At present, the profit of the coking plant is relatively good, and the operating rate is generally at a high level, which to a certain extent reflects the good performance of downstream demand. In addition, the continuous decline in port coal inventory also supports coal prices. On the whole, if there is no sudden change in the macro fundamentals in the fourth quarter, downstream demand is expected to maintain a good momentum, which will further promote the continued strength of coking coal.
High profits for coking companies
According to my survey on Iron and Steel.com, as of September 18, the average profit of 30 independent coking companies across the country was 314 yuan/ton, and the profit in the same period last year was 75 yuan/ton, which is 34% higher than the average profit of the sample coking companies in the past three years. The coke capacity utilization rate of 230 independent coking companies nationwide was 77.57%, which was 2.23% higher than the previous year and 2.07% higher than the average. The overall profits of coking companies are at a relatively high level, the production enthusiasm is high, and the demand for coking coal is good.
Data shows that from September to November, the new coke production capacity was 15.48 million tons, the coke production capacity was 7.32 million tons, the net increase was 8.16 million tons, and the coking coal demand increased by 10.61 million tons. In December, 22.14 million tons of coke production capacity was net eliminated. It is estimated that the eliminated production capacity will be concentrated in the second half of December, and the impact of coking coal 2101 contract demand will be limited.

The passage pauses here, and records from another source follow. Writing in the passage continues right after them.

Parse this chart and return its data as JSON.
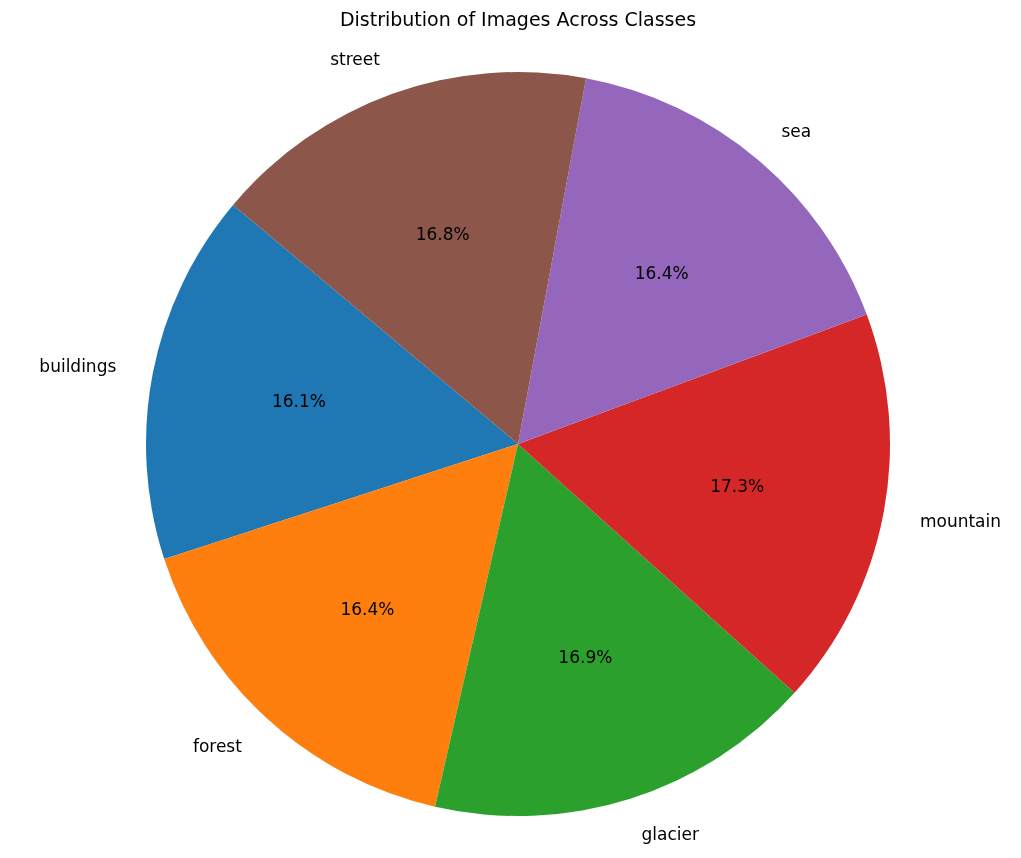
{
  "chart_data": {
    "type": "pie",
    "title": "Distribution of Images Across Classes",
    "categories": [
      "buildings",
      "forest",
      "glacier",
      "mountain",
      "sea",
      "street"
    ],
    "values": [
      16.1,
      16.4,
      16.9,
      17.3,
      16.4,
      16.8
    ],
    "colors": [
      "#1f77b4",
      "#ff7f0e",
      "#2ca02c",
      "#d62728",
      "#9467bd",
      "#8c564b"
    ],
    "value_labels": [
      "16.1%",
      "16.4%",
      "16.9%",
      "17.3%",
      "16.4%",
      "16.8%"
    ]
  }
}
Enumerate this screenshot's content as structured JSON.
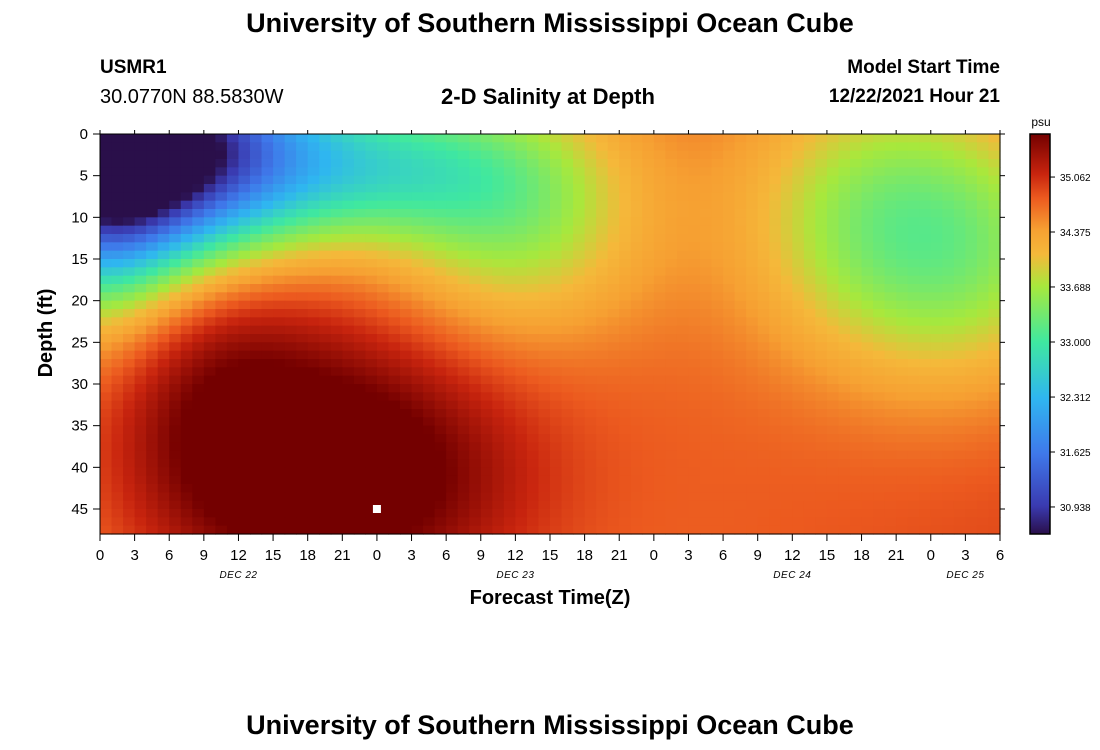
{
  "header": {
    "title": "University of Southern Mississippi Ocean Cube",
    "station_id": "USMR1",
    "station_coords": "30.0770N  88.5830W",
    "plot_title": "2-D Salinity at Depth",
    "model_start_label": "Model Start Time",
    "model_start_value": "12/22/2021 Hour 21"
  },
  "footer": {
    "title": "University of Southern Mississippi Ocean Cube"
  },
  "chart_data": {
    "type": "heatmap",
    "title": "2-D Salinity at Depth",
    "xlabel": "Forecast Time(Z)",
    "ylabel": "Depth (ft)",
    "x_range_hours": [
      0,
      78
    ],
    "x_step_hours": 3,
    "x_tick_labels": [
      "0",
      "3",
      "6",
      "9",
      "12",
      "15",
      "18",
      "21",
      "0",
      "3",
      "6",
      "9",
      "12",
      "15",
      "18",
      "21",
      "0",
      "3",
      "6",
      "9",
      "12",
      "15",
      "18",
      "21",
      "0",
      "3",
      "6"
    ],
    "date_labels": [
      {
        "label": "DEC 22",
        "hour": 12
      },
      {
        "label": "DEC 23",
        "hour": 36
      },
      {
        "label": "DEC 24",
        "hour": 60
      },
      {
        "label": "DEC 25",
        "hour": 75
      }
    ],
    "y_range_ft": [
      0,
      48
    ],
    "y_ticks": [
      0,
      5,
      10,
      15,
      20,
      25,
      30,
      35,
      40,
      45
    ],
    "y_tick_labels": [
      "0",
      "5",
      "10",
      "15",
      "20",
      "25",
      "30",
      "35",
      "40",
      "45"
    ],
    "colorbar": {
      "unit": "psu",
      "range": [
        30.6,
        35.6
      ],
      "ticks": [
        30.938,
        31.625,
        32.312,
        33.0,
        33.688,
        34.375,
        35.062
      ],
      "tick_labels": [
        "30.938",
        "31.625",
        "32.312",
        "33.000",
        "33.688",
        "34.375",
        "35.062"
      ],
      "stops": [
        {
          "v": 30.6,
          "c": "#2a0f4a"
        },
        {
          "v": 30.95,
          "c": "#3a3ab0"
        },
        {
          "v": 31.6,
          "c": "#3f78ea"
        },
        {
          "v": 32.3,
          "c": "#2fb6f0"
        },
        {
          "v": 33.0,
          "c": "#3fe8a0"
        },
        {
          "v": 33.7,
          "c": "#a8e83c"
        },
        {
          "v": 34.1,
          "c": "#f5b83a"
        },
        {
          "v": 34.4,
          "c": "#f6a032"
        },
        {
          "v": 34.8,
          "c": "#ec5a1f"
        },
        {
          "v": 35.1,
          "c": "#c8240e"
        },
        {
          "v": 35.6,
          "c": "#740000"
        }
      ]
    },
    "marker": {
      "hour": 24,
      "depth_ft": 45
    },
    "features": [
      {
        "kind": "offset",
        "value": 34.5
      },
      {
        "kind": "tilt",
        "hours": [
          0,
          78
        ],
        "delta": 0.4
      },
      {
        "kind": "blob",
        "hour": 5,
        "depth": 2,
        "sh": 9,
        "sd": 9,
        "amp": -4.2
      },
      {
        "kind": "blob",
        "hour": 0,
        "depth": 8,
        "sh": 5,
        "sd": 10,
        "amp": -1.6
      },
      {
        "kind": "blob",
        "hour": 24,
        "depth": 4,
        "sh": 9,
        "sd": 6,
        "amp": -1.3
      },
      {
        "kind": "blob",
        "hour": 36,
        "depth": 10,
        "sh": 8,
        "sd": 10,
        "amp": -1.1
      },
      {
        "kind": "blob",
        "hour": 66,
        "depth": 10,
        "sh": 8,
        "sd": 12,
        "amp": -1.0
      },
      {
        "kind": "blob",
        "hour": 76,
        "depth": 14,
        "sh": 8,
        "sd": 12,
        "amp": -1.1
      },
      {
        "kind": "blob",
        "hour": 16,
        "depth": 36,
        "sh": 13,
        "sd": 14,
        "amp": 0.7
      },
      {
        "kind": "blob",
        "hour": 22,
        "depth": 42,
        "sh": 10,
        "sd": 10,
        "amp": 0.8
      },
      {
        "kind": "blob",
        "hour": 10,
        "depth": 30,
        "sh": 6,
        "sd": 14,
        "amp": 0.4
      }
    ]
  }
}
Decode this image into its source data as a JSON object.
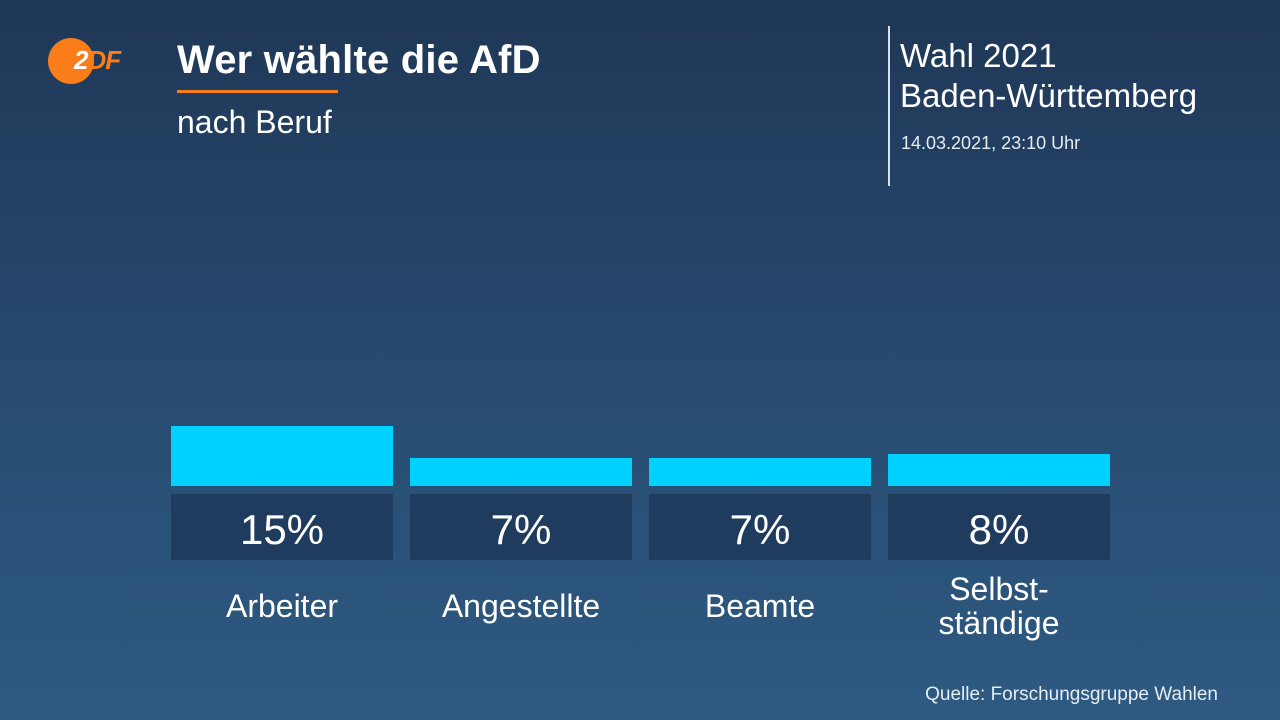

Exhausted quota for imported coking coal
Our country adopts a quota system for seaborne coal imports. Coking coal importers are mainly steel mills and large coking plants, and traders are relatively limited in trade volume. Generally, enterprises with import quota application qualifications apply for quotas for the next year at the end of the year, and the final quotas allocated to the enterprise depend on the completion of the quotas in the previous year and the actual demand in the next year. From January to July, due to the sharp decline in global pig iron production except China, and the decline in coking coal demand, the price of Australian coking coal is much lower than that of domestic coal, and the import profit is relatively large. Steel mills and traders are more enthusiastic to buy Australian coking coal. Importing Australian coking coal year-on-year Increase by 55%. Many end-users have used up their quotas for importing coking coal, and it is expected that imports of Australian coking coal resources will drop significantly in the fourth quarter. Mongolian coal imports are mainly transported by road and rail, and are not subject to import quotas. However, even if imports of Mongolian coal increase in the fourth quarter, considering that my country’s Australian coking coal imports account for 63%, it is difficult for the increase in Mongolian coal to offset the reduction of Australian coal. Imported coal resources will tighten overall in the fourth quarter.
Seasonal winter storage brings support
The coal resources in the north of my country are abundant, while the coal resources in the south are relatively scarce. Therefore, the coal market in my country presents the characteristics of coal transportation from north to south. Cold weather will inevitably affect coal mining, which will lead to a tightening of coal supply, and cold weather will also affect coal transportation. Therefore, steel plants and coking plants in my country generally store coal in the fourth quarter of winter. The coking coal inventory of steel mills and coking plants is at a relatively high level this year, but there is still a certain distance from historical highs. In the fourth quarter, steel mills are expected to adopt certain winter storage behaviors to ensure production and prevent transportation risks. The contract price of coking coal 2101 Form support.
As of September 18, the four major ports imported coking coal inventory of 3.89 million tons, a year-on-year decrease of 40.1%. Port coking coal inventory was significantly lower than the level of the same period last year, forming a strong support for prices.
Investment logic and operation strategy
The investment logic is mainly based on the following aspects: First, the net production capacity of coke from September to November this year was 8.16 million tons, and the consumption of coking coal will increase by 10.61 million tons. Second, the 2101 contract of coking coal for winter storage of coal forms support. Third, the quota for imported coking coal has been exhausted. In the fourth quarter, the import of Australian coking coal resources is tight, and the proportion of imported Australian coal is large. It is difficult for the increase of Mongolian coal to offset the decline of Australian coal. Fourth, the continued decline in port coal inventory has supported coal prices.